Personal information
- Full name: Shaimaa Abdul-Aziz Muhammad
- Nationality: Egypt
- Born: 30 March 1981 (age 45) Giza, Egypt
- Height: 1.60 m (5 ft 3 in)
- Weight: 53 kg (117 lb)

Sport
- Sport: Table tennis
- Club: Al-Ahly Sports Club
- Playing style: Right-handed, classic
- Highest ranking: 318 (May 2001)
- Current ranking: 566 (March 2013)

Medal record
Women's table tennis
Representing Egypt
All-Africa Games
| Silver medal – second place | 2007 Algiers | Mixed doubles |
| Silver medal – second place | 2007 Algiers | Team |
| Bronze medal – third place | 2007 Algiers | Doubles |

= Shaimaa Abdul-Aziz =

Egyptian table tennis player (born 1981)

Shaimaa Abdul-Aziz Muhammad (شيماء عبد العزيز; born 30 March 1981 in Giza) is an Egyptian table tennis player. She won a silver medal, along with her partner Moselhi Emad, in the mixed doubles at the 2007 All-Africa Games in Algiers, Algeria. As of March 2013, Abdul-Aziz is ranked no. 566 in the world by the International Table Tennis Federation (ITTF). She is also right-handed, and uses the classic grip.

Abdul-Aziz made her official debut, as a 19-year-old, at the 2000 Summer Olympics in Sydney, where she competed in both singles and doubles tournaments. For her first event, the women's singles, Abdul-Aziz placed third in the preliminary pool round against Russia's Galina Melnik and Hong Kong's Wong Ching, receiving a total score of 74 points, and two straight losses. In the women's doubles, Abdul-Aziz and her partner Osman Bacent repeated their position in the preliminary pool round against Sweden's Åsa and Marie Svensson, and Belarus' Viktoria Pavlovich and Tatyana Kostromina, attaining only a total score of 45 points and losing four straight matches.

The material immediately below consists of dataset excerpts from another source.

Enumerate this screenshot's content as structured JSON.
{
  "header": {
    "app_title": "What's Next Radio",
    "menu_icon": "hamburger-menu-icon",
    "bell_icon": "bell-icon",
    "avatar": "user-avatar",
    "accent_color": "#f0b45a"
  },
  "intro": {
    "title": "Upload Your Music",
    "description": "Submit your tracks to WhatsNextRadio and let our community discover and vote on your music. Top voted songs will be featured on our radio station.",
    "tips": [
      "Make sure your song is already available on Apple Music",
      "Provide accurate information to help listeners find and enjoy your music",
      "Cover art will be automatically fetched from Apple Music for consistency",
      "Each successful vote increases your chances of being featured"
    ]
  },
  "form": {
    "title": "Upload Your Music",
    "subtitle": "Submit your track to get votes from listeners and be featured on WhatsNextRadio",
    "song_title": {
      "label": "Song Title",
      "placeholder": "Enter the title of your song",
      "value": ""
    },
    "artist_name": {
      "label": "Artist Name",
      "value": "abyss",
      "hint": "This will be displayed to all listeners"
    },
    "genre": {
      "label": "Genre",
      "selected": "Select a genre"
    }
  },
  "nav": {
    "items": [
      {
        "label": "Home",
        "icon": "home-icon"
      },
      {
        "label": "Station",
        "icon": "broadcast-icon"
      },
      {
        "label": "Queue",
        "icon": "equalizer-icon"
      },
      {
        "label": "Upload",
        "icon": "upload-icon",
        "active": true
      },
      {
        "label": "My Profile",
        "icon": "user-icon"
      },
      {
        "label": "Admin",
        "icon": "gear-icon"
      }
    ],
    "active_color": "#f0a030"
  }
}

Eight years after competing in her last Olympics, Abdul-Aziz qualified for her second Egyptian team, as a 27-year-old, at the 2008 Summer Olympics in Beijing, by receiving a place as one of the top 6 seeded players from the All-Africa Games in Algiers, Algeria. She lost the preliminary round match of the women's singles tournament to Chinese Taipei's Pan Li-chun, with a unanimous set score of 0–4.